> Bad…link speed…and bad…link width…were other concerning PCIe faults. These faults can be difficult to detect without some sort of automated tool…
Most modern PCIe PHY now have the ability to serve interrupts when down-training occurs much like they would for AER errors or hard link failures. Does FB use their own silicon in these data centers? Having this feature enabled is crucial when you get up to gen4 speeds. Weirdly I don’t see any detail about the gen used here though.
OP claims it shouldn’t be “difficult to detect (...) because the hardware is working” because most commercially sold host controller chips would generate interrupt and report errors, unless Facebook is using something nonstandard that don’t.

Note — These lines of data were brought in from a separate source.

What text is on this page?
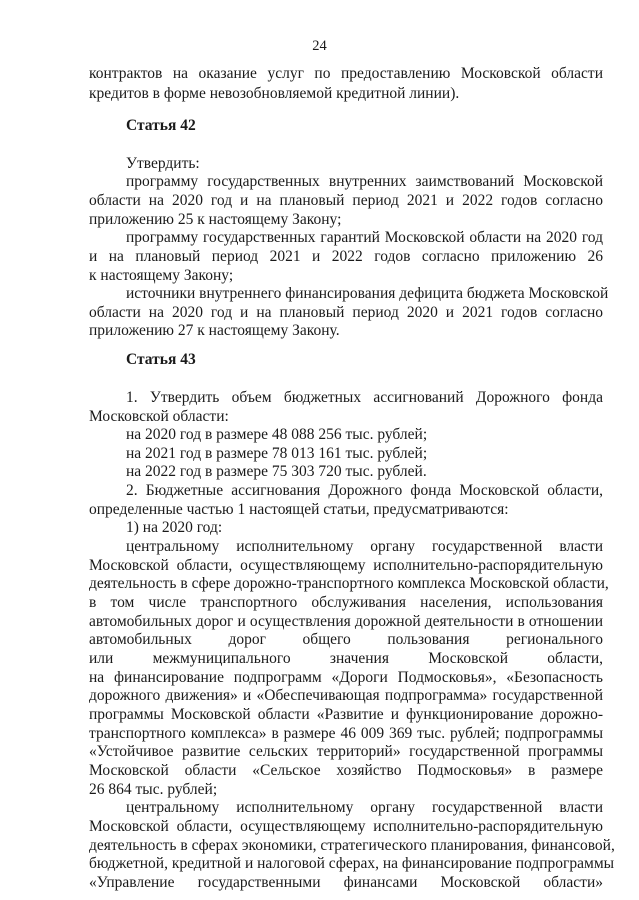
24
контрактов на оказание услуг по предоставлению Московской области
кредитов в форме невозобновляемой кредитной линии).
Статья 42
Утвердить:
программу государственных внутренних заимствований Московской
области на 2020 год и на плановый период 2021 и 2022 годов согласно
приложению 25 к настоящему Закону;
программу государственных гарантий Московской области на 2020 год
и на плановый период 2021 и 2022 годов согласно приложению 26
к настоящему Закону;
источники внутреннего финансирования дефицита бюджета Московской
области на 2020 год и на плановый период 2020 и 2021 годов согласно
приложению 27 к настоящему Закону.
Статья 43
1. Утвердить объем бюджетных ассигнований Дорожного фонда
Московской области:
на 2020 год в размере 48 088 256 тыс. рублей;
на 2021 год в размере 78 013 161 тыс. рублей;
на 2022 год в размере 75 303 720 тыс. рублей.
2. Бюджетные ассигнования Дорожного фонда Московской области,
определенные частью 1 настоящей статьи, предусматриваются:
1) на 2020 год:
центральному исполнительному органу государственной власти
Московской области, осуществляющему исполнительно-распорядительную
деятельность в сфере дорожно-транспортного комплекса Московской области,
в том числе транспортного обслуживания населения, использования
автомобильных дорог и осуществления дорожной деятельности в отношении
автомобильных дорог общего пользования регионального
или межмуниципального значения Московской области,
на финансирование подпрограмм «Дороги Подмосковья», «Безопасность
дорожного движения» и «Обеспечивающая подпрограмма» государственной
программы Московской области «Развитие и функционирование дорожно-
транспортного комплекса» в размере 46 009 369 тыс. рублей; подпрограммы
«Устойчивое развитие сельских территорий» государственной программы
Московской области «Сельское хозяйство Подмосковья» в размере
26 864 тыс. рублей;
центральному исполнительному органу государственной власти
Московской области, осуществляющему исполнительно-распорядительную
деятельность в сферах экономики, стратегического планирования, финансовой,
бюджетной, кредитной и налоговой сферах, на финансирование подпрограммы
«Управление государственными финансами Московской области»
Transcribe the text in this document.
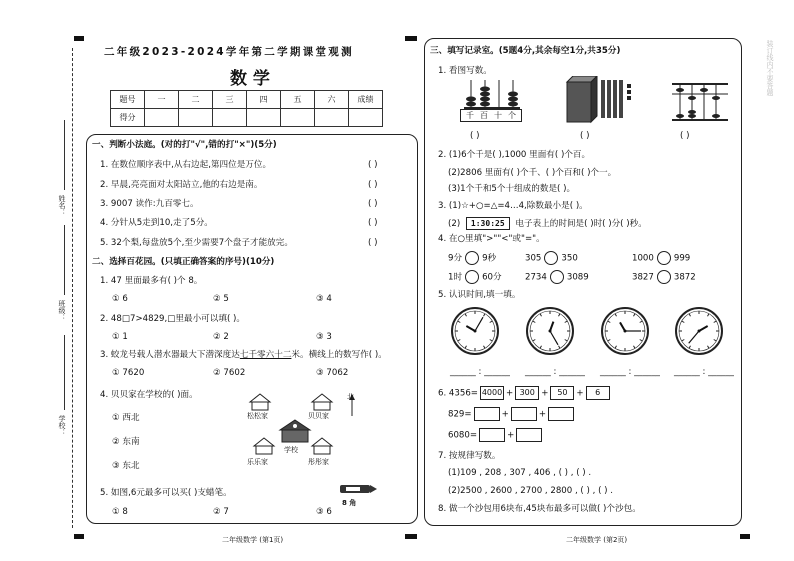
姓名：
班级：
学校：
装订线内不要答题
二年级2023-2024学年第二学期课堂观测
数 学
题号	一	二	三	四	五	六	成绩
得分							
一、判断小法庭。(对的打"√",错的打"×")(5分)
1. 在数位顺序表中,从右边起,第四位是万位。	( )
2. 早晨,亮亮面对太阳站立,他的右边是南。	( )
3. 9007 读作:九百零七。	( )
4. 分针从5走到10,走了5分。	( )
5. 32个梨,每盘放5个,至少需要7个盘子才能放完。	( )
二、选择百花园。(只填正确答案的序号)(10分)
1. 47 里面最多有( )个 8。
① 6	② 5	③ 4
2. 48□7>4829,□里最小可以填( )。
① 1	② 2	③ 3
3. 蛟龙号载人潜水器最大下潜深度达七千零六十二米。横线上的数写作( )。
① 7620	② 7602	③ 7062
4. 贝贝家在学校的( )面。
① 西北
② 东南
③ 东北
松松家	贝贝家
学校
乐乐家	彤彤家
北
5. 如图,6元最多可以买( )支蜡笔。
8 角
① 8	② 7	③ 6
二年级数学 (第1页)
三、填写记录室。(5题4分,其余每空1分,共35分)
1. 看图写数。
千 百 十 个
( )	( )	( )
2. (1)6个千是( ),1000 里面有( )个百。
(2)2806 里面有( )个千、( )个百和( )个一。
(3)1个千和5个十组成的数是( )。
3. (1)☆+○=△=4…4,除数最小是( )。
(2) 1:30:25 电子表上的时间是( )时( )分( )秒。
4. 在○里填">""<"或"="。
9分 9秒	305 350	1000 999
1时 60分	2734 3089	3827 3872
5. 认识时间,填一填。
______ : ______ ______ : ______ ______ : ______ ______ : ______
6. 4356= 4000 + 300 + 50 + 6
829=	+	+
6080=	+
7. 按规律写数。
(1)109 , 208 , 307 , 406 , ( ) , ( ) .
(2)2500 , 2600 , 2700 , 2800 , ( ) , ( ) .
8. 做一个沙包用6块布,45块布最多可以做( )个沙包。
二年级数学 (第2页)
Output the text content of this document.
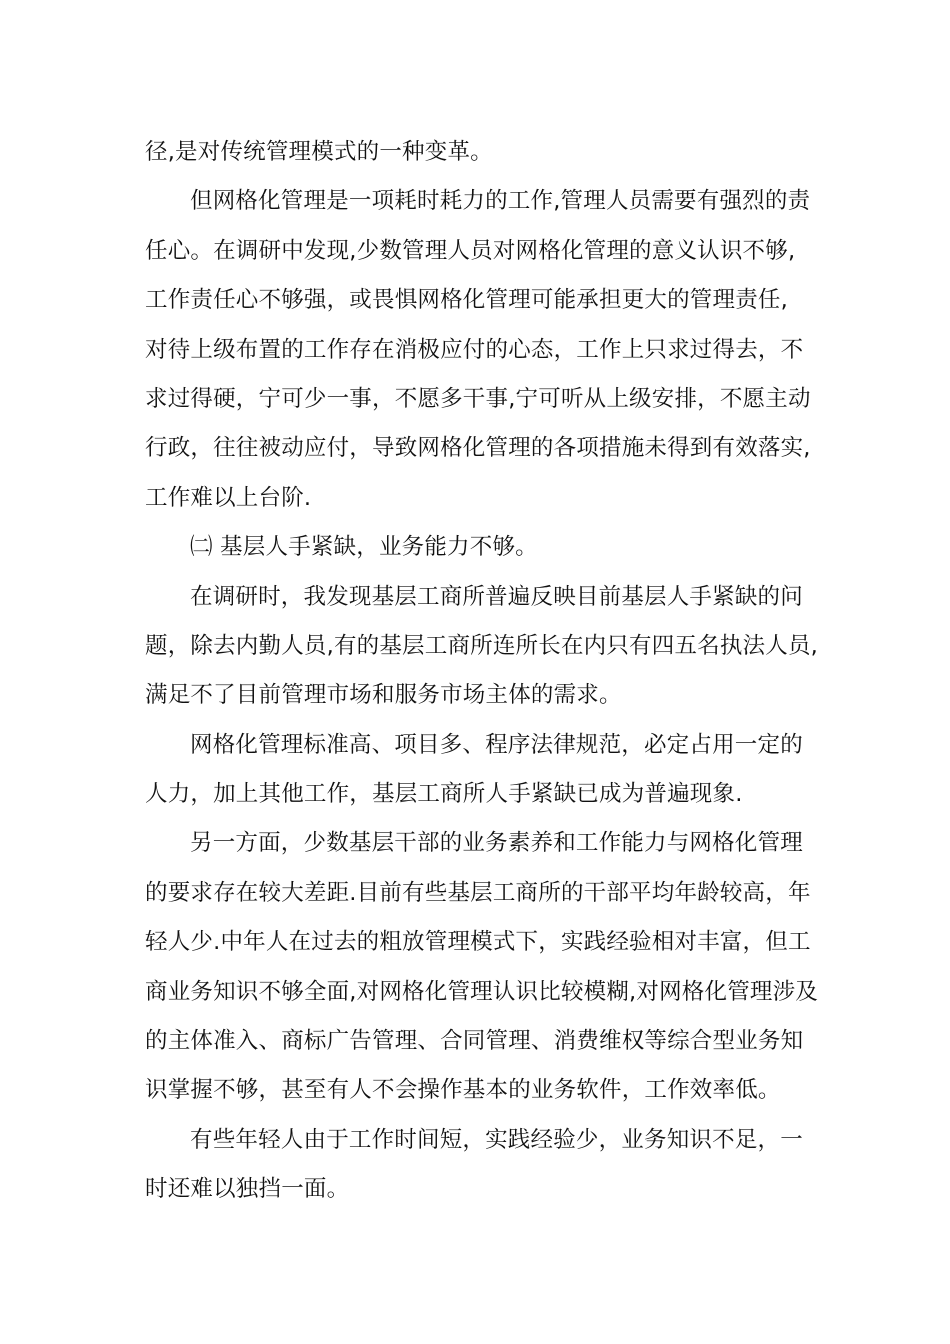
径,是对传统管理模式的一种变革。
但网格化管理是一项耗时耗力的工作,管理人员需要有强烈的责
任心。在调研中发现,少数管理人员对网格化管理的意义认识不够,
工作责任心不够强，或畏惧网格化管理可能承担更大的管理责任,
对待上级布置的工作存在消极应付的心态，工作上只求过得去，不
求过得硬，宁可少一事，不愿多干事,宁可听从上级安排，不愿主动
行政，往往被动应付，导致网格化管理的各项措施未得到有效落实,
工作难以上台阶.
㈡ 基层人手紧缺，业务能力不够。
在调研时，我发现基层工商所普遍反映目前基层人手紧缺的问
题，除去内勤人员,有的基层工商所连所长在内只有四五名执法人员,
满足不了目前管理市场和服务市场主体的需求。
网格化管理标准高、项目多、程序法律规范，必定占用一定的
人力，加上其他工作，基层工商所人手紧缺已成为普遍现象.
另一方面，少数基层干部的业务素养和工作能力与网格化管理
的要求存在较大差距.目前有些基层工商所的干部平均年龄较高，年
轻人少.中年人在过去的粗放管理模式下，实践经验相对丰富，但工
商业务知识不够全面,对网格化管理认识比较模糊,对网格化管理涉及
的主体准入、商标广告管理、合同管理、消费维权等综合型业务知
识掌握不够，甚至有人不会操作基本的业务软件，工作效率低。
有些年轻人由于工作时间短，实践经验少，业务知识不足，一
时还难以独挡一面。
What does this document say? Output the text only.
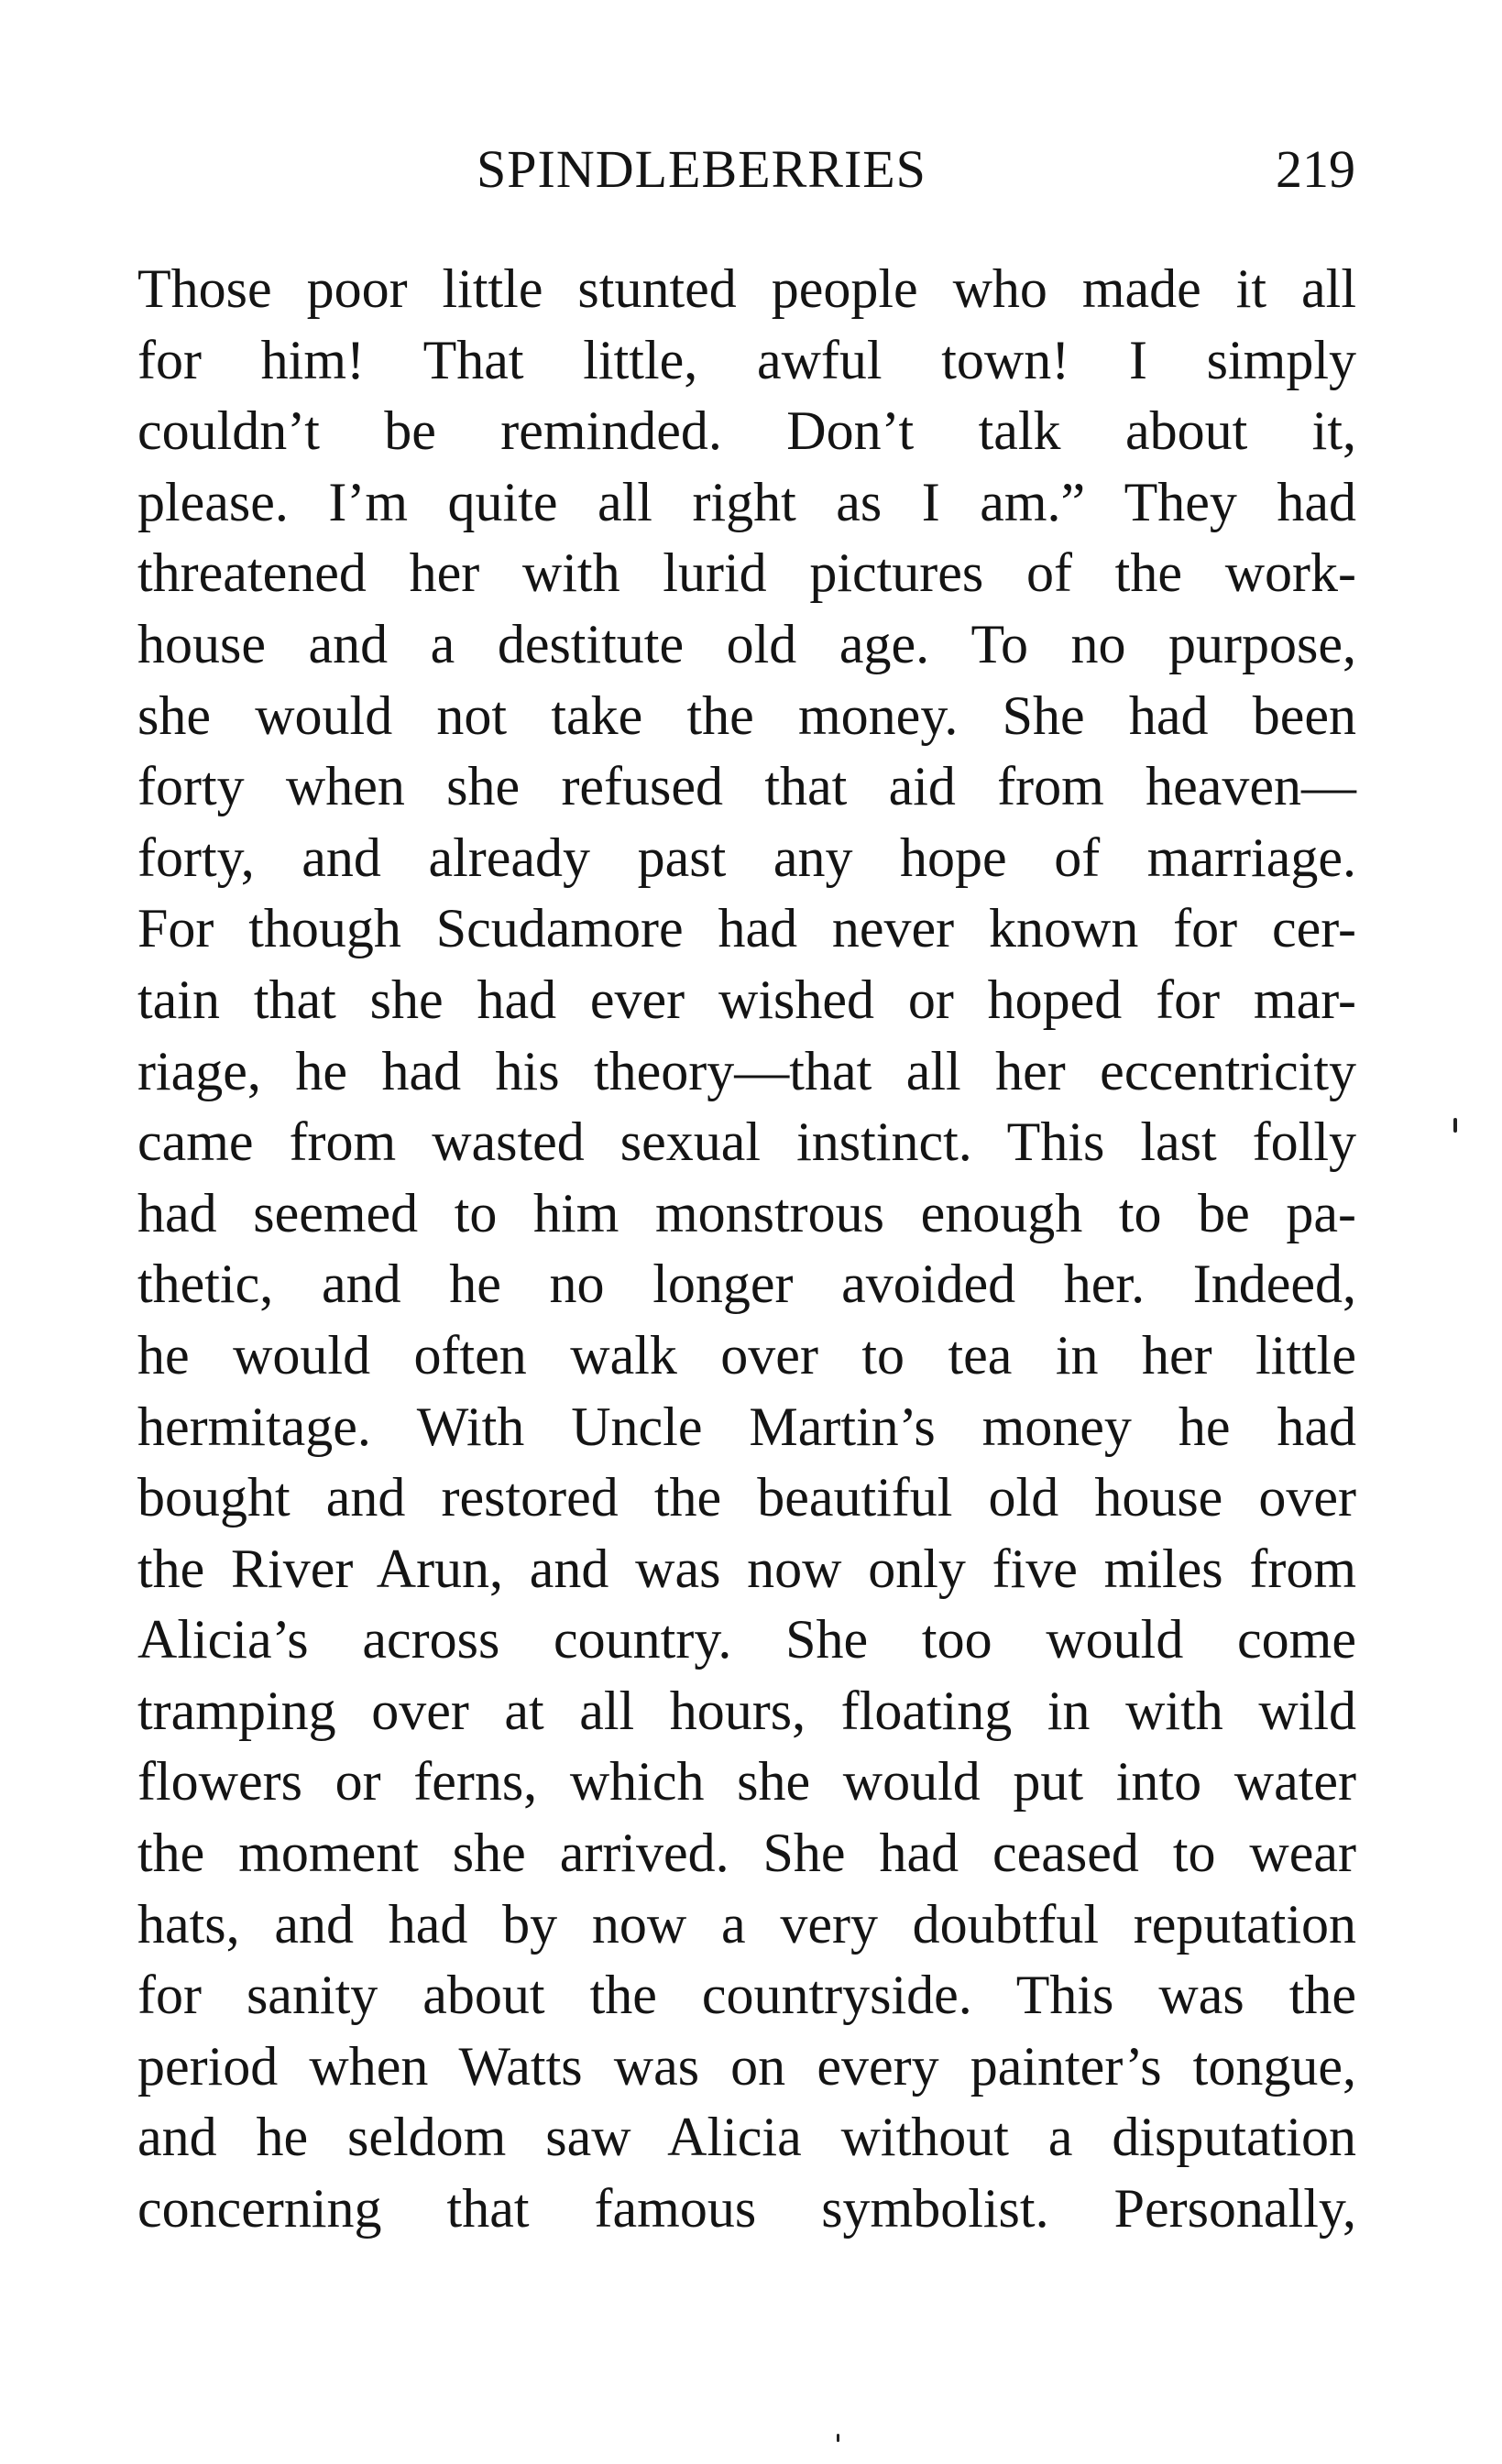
SPINDLEBERRIES	219
Those poor little stunted people who made it all
for him! That little, awful town! I simply
couldn’t be reminded. Don’t talk about it,
please. I’m quite all right as I am.” They had
threatened her with lurid pictures of the work-
house and a destitute old age. To no purpose,
she would not take the money. She had been
forty when she refused that aid from heaven—
forty, and already past any hope of marriage.
For though Scudamore had never known for cer-
tain that she had ever wished or hoped for mar-
riage, he had his theory—that all her eccentricity
came from wasted sexual instinct. This last folly
had seemed to him monstrous enough to be pa-
thetic, and he no longer avoided her. Indeed,
he would often walk over to tea in her little
hermitage. With Uncle Martin’s money he had
bought and restored the beautiful old house over
the River Arun, and was now only five miles from
Alicia’s across country. She too would come
tramping over at all hours, floating in with wild
flowers or ferns, which she would put into water
the moment she arrived. She had ceased to wear
hats, and had by now a very doubtful reputation
for sanity about the countryside. This was the
period when Watts was on every painter’s tongue,
and he seldom saw Alicia without a disputation
concerning that famous symbolist. Personally,
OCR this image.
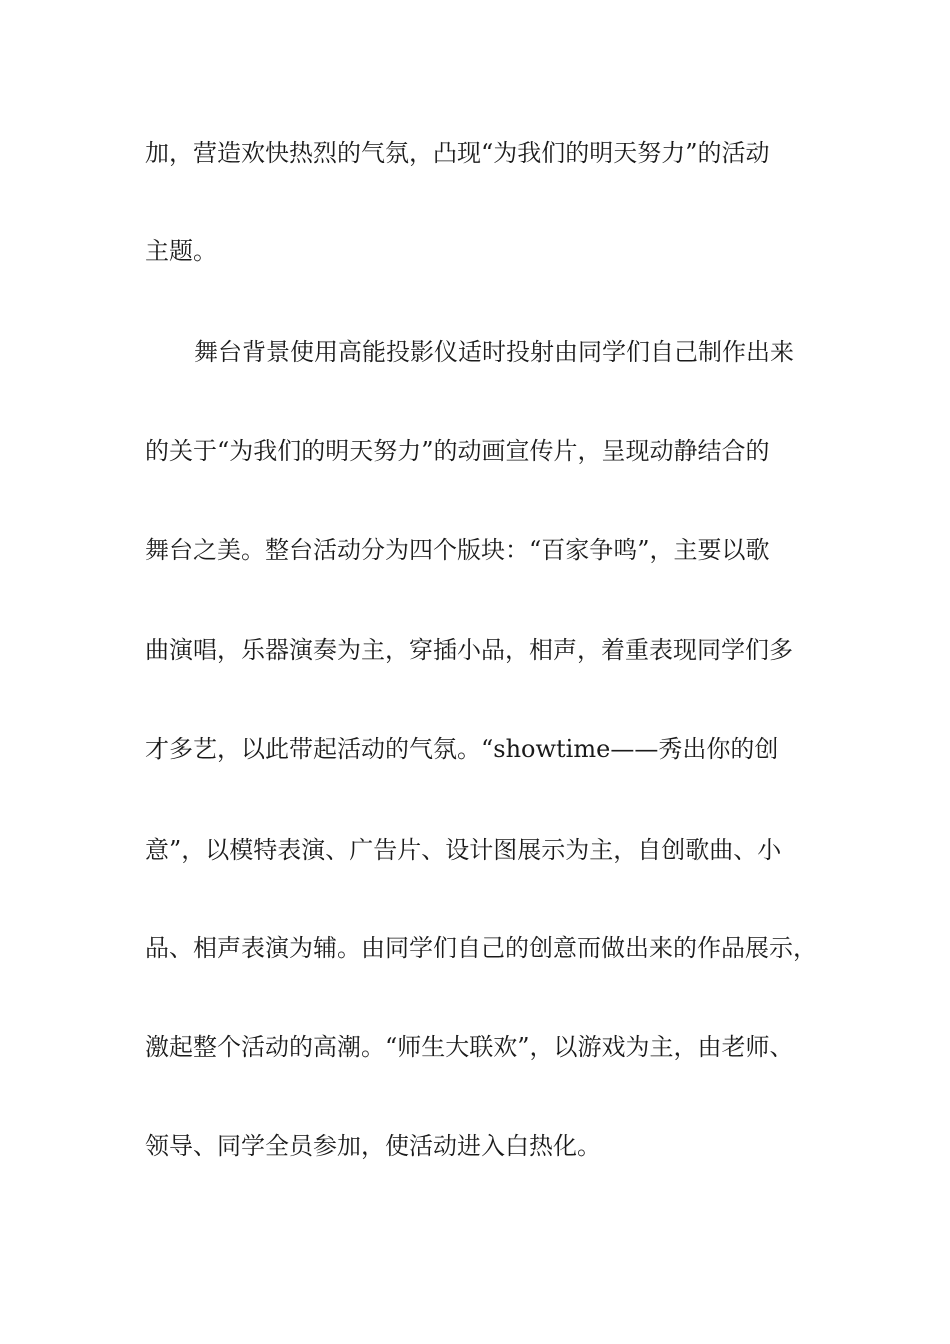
加，营造欢快热烈的气氛，凸现“为我们的明天努力”的活动
主题。
舞台背景使用高能投影仪适时投射由同学们自己制作出来
的关于“为我们的明天努力”的动画宣传片，呈现动静结合的
舞台之美。整台活动分为四个版块：“百家争鸣”，主要以歌
曲演唱，乐器演奏为主，穿插小品，相声，着重表现同学们多
才多艺，以此带起活动的气氛。“showtime——秀出你的创
意”，以模特表演、广告片、设计图展示为主，自创歌曲、小
品、相声表演为辅。由同学们自己的创意而做出来的作品展示，
激起整个活动的高潮。“师生大联欢”，以游戏为主，由老师、
领导、同学全员参加，使活动进入白热化。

The hardware is reporting the errors to the kernel but not crashing the system. It's "difficult to detect" because unless you are specifically monitoring for those stats, the only issue you'll see is degraded performance on an occasional machine (assuming you are watching carefully enough to even discern the performance delta). Some of the error counters are even predictive of an issue rather than something that is actively impacting performance. The FB software is basically scraping those messages and bus stats into JSON that can be consumed by their monitoring infrastructure.
Most modern PCIe PHY now have the ability to serve interrupts when down-training occurs much like they would for AER errors or hard link failures. Does FB use their own silicon in these data centers? Having this feature enabled is crucial when you get up to gen4 speeds. Weirdly I don’t see any detail about the gen used here though.